# US Dealers



## Classic Bikes (Jun 14, 2010)

What US dealers have you done business with? Success Stories?? 

This has got to be one of the best looking bikes on the market today.


----------



## fabsroman (Jul 14, 2006)

Classic Bikes said:


> What US dealers have you done business with? Success Stories??
> 
> This has got to be one of the best looking bikes on the market today.

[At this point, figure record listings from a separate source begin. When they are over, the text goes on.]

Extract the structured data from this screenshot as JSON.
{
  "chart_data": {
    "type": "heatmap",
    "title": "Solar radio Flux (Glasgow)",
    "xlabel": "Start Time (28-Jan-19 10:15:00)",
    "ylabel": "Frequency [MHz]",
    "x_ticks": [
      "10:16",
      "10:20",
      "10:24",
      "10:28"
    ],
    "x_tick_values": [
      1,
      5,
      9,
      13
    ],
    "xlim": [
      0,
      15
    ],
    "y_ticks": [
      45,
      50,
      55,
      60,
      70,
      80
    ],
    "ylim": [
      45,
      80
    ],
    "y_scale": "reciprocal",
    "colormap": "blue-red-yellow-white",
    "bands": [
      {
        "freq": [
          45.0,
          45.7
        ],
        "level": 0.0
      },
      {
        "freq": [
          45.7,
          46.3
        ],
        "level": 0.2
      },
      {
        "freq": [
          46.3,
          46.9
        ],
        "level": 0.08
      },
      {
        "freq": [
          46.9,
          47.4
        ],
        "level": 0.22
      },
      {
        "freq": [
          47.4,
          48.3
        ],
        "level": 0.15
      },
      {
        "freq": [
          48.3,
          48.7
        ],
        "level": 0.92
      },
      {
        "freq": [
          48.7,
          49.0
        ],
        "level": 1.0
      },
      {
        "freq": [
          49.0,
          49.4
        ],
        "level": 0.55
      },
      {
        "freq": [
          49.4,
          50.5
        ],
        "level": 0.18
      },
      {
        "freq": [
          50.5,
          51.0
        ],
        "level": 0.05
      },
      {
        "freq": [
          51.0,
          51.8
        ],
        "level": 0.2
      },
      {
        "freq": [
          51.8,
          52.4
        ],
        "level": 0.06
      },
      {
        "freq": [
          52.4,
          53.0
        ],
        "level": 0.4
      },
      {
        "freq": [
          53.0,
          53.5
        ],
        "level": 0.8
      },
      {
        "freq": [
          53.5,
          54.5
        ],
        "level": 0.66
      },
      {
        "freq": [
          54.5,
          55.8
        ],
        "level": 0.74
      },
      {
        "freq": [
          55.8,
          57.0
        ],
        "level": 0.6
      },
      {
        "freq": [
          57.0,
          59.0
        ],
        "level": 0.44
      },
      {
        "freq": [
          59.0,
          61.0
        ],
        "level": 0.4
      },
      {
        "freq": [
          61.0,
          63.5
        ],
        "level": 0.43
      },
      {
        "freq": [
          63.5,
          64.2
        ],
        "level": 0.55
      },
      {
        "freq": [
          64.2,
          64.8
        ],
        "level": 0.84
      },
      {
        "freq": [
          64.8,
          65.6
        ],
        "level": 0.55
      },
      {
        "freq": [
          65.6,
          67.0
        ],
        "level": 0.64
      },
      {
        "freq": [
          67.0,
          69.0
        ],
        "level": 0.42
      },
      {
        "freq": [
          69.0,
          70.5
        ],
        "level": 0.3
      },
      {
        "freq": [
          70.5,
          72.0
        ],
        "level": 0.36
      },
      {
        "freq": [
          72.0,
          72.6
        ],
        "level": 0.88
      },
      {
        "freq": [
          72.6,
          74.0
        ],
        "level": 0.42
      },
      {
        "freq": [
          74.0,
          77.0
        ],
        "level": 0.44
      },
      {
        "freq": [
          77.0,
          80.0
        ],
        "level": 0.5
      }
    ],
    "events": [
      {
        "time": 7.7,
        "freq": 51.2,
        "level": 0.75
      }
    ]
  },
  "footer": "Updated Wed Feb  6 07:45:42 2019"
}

I have yet to buy a Colnago from a US dealer, so I have nothing to add there. I will second the notion that the Saronni (i.e., PR82) paint scheme is awesome. It was an "exclusive" on the EPS for the 2010 model year, but it looks like it is standard issue on the EPS for the 2011 model year. It also appears that it will still be offered on the Master X-Light for 2011, which is what I plan to get during tax season so I can build it up right after I finish up with tax season.


----------



## Jbartmc (Sep 14, 2007)

Pista Palace in San DIego is great to work with, I am a repeat customer. Otherwise, I have purchased items from Wrench Science and RA Cycles and been happy.


----------



## saba (Jul 17, 2007)

This was a huge subject of debate. Please visit the colnago usa website and follow the link to their AUTHORIZED dealers. This will avoid the US vs overseas debate and keep you in compliance with your warranty

Bicycle Pro Shop in Georgetown and R&A are 2 shops I have dealt with and would recommend them to anyone


----------



## gun2head (Sep 3, 2006)

I bought all of my Colnagos from the Bicycle Emporium in Auburn California. Great service from a core of cyclist that have been riding for decades.


----------